A ball is projected with a velocity of `96 ft//"sec."` (i) its max, range on the horizontal plane (ii) the direction of projection for range of 144 ft. are

To solve the problem step by step, we will follow the physics of projectile motion. ### Step 1: Calculate the Maximum Range The formula for the maximum range \( R \) of a projectile launched at an angle \( \theta \) with an initial velocity \( U \) is given by: \[ R = \frac{U^2 \sin 2\theta}{g} \] For maximum range, the angle \( \theta \) is \( 45^\circ \). Therefore, \( \sin 2\theta = \sin 90^\circ = 1 \). Given: - \( U = 96 \, \text{ft/sec} \) - \( g \) (acceleration due to gravity) is approximately \( 32 \, \text{ft/sec}^2 \) (standard value for feet). Substituting the values into the formula: \[ R = \frac{(96)^2 \cdot 1}{32} \] Calculating \( R \): \[ R = \frac{9216}{32} = 288 \, \text{ft} \] ### Step 2: Determine the Direction of Projection for a Range of 144 ft Now, we need to find the angle \( \theta \) for which the range \( R \) is \( 144 \, \text{ft} \).

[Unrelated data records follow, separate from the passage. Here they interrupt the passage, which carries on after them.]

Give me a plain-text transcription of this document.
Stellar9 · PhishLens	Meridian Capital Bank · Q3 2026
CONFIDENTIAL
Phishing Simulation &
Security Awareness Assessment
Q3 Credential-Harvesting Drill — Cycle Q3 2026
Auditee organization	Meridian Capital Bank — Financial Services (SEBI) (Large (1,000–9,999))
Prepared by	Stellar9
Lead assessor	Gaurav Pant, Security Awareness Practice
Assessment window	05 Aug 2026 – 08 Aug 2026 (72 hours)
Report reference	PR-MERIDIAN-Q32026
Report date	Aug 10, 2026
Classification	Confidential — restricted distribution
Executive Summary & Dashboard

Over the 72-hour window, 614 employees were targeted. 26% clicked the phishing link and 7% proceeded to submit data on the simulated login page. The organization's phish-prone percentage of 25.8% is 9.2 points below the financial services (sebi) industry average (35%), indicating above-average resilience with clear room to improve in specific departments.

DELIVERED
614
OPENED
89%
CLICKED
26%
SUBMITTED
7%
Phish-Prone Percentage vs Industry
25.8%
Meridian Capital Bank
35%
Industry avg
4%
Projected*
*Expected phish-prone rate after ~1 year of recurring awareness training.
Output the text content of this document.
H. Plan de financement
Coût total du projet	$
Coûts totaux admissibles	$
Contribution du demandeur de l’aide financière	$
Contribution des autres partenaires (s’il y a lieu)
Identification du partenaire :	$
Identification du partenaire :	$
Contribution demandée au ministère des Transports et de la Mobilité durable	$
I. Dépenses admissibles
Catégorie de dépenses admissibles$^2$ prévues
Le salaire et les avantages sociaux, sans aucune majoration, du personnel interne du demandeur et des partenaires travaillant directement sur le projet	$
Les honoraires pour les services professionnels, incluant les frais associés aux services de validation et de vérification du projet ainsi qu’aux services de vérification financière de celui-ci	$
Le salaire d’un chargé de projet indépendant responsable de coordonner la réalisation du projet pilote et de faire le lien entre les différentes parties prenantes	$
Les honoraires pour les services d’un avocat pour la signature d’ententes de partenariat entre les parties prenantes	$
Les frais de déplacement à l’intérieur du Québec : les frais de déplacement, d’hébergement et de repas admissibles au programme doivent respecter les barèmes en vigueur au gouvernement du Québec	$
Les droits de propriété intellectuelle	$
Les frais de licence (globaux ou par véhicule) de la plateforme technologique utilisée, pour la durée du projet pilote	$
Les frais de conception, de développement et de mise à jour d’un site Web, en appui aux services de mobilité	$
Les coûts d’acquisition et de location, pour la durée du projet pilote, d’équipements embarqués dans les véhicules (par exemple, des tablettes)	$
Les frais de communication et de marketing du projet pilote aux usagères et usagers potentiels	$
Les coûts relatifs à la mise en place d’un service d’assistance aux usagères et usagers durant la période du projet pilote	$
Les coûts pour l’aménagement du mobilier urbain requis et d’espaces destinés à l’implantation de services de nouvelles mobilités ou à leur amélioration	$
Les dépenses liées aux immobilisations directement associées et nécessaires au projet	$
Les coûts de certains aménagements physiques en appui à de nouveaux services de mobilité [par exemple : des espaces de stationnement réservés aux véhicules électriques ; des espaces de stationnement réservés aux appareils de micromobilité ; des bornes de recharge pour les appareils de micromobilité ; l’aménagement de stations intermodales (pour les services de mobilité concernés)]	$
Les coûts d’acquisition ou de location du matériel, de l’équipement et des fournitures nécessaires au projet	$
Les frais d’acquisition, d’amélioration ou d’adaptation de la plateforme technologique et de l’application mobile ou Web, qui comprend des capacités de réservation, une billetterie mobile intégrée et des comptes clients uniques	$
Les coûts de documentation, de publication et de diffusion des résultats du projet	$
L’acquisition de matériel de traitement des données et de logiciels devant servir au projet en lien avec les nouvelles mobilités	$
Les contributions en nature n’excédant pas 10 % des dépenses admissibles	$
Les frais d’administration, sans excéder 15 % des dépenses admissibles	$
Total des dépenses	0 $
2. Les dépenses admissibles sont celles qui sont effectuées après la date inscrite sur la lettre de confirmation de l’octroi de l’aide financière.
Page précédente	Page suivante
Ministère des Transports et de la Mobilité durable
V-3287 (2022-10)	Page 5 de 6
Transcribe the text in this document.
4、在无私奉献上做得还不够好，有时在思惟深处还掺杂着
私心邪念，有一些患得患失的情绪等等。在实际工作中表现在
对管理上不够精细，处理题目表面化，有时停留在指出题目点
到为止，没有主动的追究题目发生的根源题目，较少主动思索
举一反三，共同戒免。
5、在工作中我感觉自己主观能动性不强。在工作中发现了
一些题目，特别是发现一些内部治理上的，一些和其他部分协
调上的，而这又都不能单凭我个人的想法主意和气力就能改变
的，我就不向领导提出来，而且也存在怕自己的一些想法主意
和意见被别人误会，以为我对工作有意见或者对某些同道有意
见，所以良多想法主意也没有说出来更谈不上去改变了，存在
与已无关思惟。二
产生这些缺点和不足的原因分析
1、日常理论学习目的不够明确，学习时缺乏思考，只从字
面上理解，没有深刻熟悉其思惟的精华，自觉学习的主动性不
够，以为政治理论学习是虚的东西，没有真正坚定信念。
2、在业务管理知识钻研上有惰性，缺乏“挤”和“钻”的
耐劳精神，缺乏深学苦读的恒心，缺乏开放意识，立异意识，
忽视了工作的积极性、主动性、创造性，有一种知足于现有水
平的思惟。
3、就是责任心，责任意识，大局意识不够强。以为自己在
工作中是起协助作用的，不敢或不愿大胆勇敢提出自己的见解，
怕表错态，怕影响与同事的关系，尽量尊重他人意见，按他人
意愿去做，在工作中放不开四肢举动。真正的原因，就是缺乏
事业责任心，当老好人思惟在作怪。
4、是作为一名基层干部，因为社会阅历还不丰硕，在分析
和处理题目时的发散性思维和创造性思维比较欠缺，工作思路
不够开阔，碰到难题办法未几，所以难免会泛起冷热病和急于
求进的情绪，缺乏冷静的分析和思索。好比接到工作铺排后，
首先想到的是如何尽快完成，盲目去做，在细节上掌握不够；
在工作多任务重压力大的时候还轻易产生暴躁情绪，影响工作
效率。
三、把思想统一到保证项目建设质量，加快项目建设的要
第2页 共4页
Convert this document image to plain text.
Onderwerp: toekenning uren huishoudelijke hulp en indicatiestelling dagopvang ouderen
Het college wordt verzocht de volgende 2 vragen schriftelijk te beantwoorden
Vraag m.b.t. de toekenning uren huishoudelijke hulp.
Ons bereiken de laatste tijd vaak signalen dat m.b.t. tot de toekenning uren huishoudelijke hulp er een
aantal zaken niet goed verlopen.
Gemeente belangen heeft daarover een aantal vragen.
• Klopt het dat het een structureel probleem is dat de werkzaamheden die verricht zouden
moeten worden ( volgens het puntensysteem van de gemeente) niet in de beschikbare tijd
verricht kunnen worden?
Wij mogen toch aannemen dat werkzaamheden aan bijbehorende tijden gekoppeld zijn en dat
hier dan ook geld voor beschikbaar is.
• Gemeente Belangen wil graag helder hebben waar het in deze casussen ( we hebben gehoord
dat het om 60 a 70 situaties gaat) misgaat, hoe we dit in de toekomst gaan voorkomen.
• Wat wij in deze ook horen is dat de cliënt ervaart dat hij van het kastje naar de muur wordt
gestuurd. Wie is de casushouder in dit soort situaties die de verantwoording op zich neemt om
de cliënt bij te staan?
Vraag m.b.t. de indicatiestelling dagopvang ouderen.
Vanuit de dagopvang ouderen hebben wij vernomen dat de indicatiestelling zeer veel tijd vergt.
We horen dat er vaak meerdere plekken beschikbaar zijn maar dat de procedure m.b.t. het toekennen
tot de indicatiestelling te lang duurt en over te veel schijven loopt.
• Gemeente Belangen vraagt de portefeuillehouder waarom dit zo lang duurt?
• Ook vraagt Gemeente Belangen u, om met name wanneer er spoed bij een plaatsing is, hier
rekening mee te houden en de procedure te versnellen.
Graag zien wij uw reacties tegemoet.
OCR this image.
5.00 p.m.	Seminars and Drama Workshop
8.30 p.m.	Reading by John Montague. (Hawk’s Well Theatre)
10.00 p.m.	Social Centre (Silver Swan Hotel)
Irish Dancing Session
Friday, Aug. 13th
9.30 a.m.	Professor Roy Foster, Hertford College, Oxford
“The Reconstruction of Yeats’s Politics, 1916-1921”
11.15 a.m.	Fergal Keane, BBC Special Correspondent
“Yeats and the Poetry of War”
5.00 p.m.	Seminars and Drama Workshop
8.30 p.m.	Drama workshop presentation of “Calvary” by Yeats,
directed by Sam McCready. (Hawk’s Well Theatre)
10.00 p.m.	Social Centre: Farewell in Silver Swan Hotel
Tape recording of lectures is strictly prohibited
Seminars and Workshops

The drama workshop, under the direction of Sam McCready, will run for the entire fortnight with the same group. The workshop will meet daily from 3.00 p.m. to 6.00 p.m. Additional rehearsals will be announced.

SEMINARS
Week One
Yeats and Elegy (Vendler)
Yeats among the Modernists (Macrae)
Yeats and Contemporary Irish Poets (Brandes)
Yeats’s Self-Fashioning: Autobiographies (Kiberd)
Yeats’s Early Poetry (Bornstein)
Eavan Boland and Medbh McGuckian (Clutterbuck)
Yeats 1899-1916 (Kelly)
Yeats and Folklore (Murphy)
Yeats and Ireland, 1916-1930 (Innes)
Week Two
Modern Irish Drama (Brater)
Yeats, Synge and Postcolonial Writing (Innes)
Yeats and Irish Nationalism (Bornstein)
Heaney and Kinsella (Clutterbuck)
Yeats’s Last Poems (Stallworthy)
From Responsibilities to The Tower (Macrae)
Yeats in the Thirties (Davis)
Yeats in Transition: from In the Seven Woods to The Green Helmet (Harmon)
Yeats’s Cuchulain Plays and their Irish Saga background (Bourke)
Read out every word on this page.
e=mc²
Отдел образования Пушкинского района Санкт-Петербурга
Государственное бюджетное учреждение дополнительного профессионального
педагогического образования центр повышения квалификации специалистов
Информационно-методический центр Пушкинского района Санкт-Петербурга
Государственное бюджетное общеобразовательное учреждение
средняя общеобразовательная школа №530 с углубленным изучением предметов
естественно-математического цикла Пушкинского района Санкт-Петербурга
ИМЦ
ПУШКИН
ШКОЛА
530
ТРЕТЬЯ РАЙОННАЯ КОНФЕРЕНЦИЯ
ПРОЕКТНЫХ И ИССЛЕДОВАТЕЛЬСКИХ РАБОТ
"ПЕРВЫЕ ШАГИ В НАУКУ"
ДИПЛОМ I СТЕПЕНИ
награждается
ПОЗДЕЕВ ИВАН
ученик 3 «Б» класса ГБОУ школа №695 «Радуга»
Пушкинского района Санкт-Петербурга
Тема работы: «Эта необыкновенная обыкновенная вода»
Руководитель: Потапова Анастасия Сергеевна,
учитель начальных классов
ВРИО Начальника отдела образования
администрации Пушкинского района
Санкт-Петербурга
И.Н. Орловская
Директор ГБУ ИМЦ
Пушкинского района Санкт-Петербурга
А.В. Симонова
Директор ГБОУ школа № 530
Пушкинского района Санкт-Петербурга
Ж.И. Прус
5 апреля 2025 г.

Using the range formula again: \[ R = \frac{U^2 \sin 2\theta}{g} \] Setting \( R = 144 \, \text{ft} \): \[ 144 = \frac{(96)^2 \sin 2\theta}{32} \] Rearranging gives: \[ \sin 2\theta = \frac{144 \cdot 32}{9216} \] Calculating the right side: \[ \sin 2\theta = \frac{4608}{9216} = \frac{1}{2} \] ### Step 3: Solve for \( 2\theta \) Now, we find \( 2\theta \): \[ 2\theta = \sin^{-1}\left(\frac{1}{2}\right) \] This gives: \[ 2\theta = 30^\circ \] Thus, dividing by 2 gives: \[ \theta = 15^\circ \] ### Step 4: Determine the Complementary Angle Since the range is the same for complementary angles, the other angle is: \[ \theta' = 90^\circ - 15^\circ = 75^\circ \] ### Final Answers The maximum range on the horizontal plane is \( 288 \, \text{ft} \) and the directions of projection for a range of \( 144 \, \text{ft} \) are \( 15^\circ \) and \( 75^\circ \).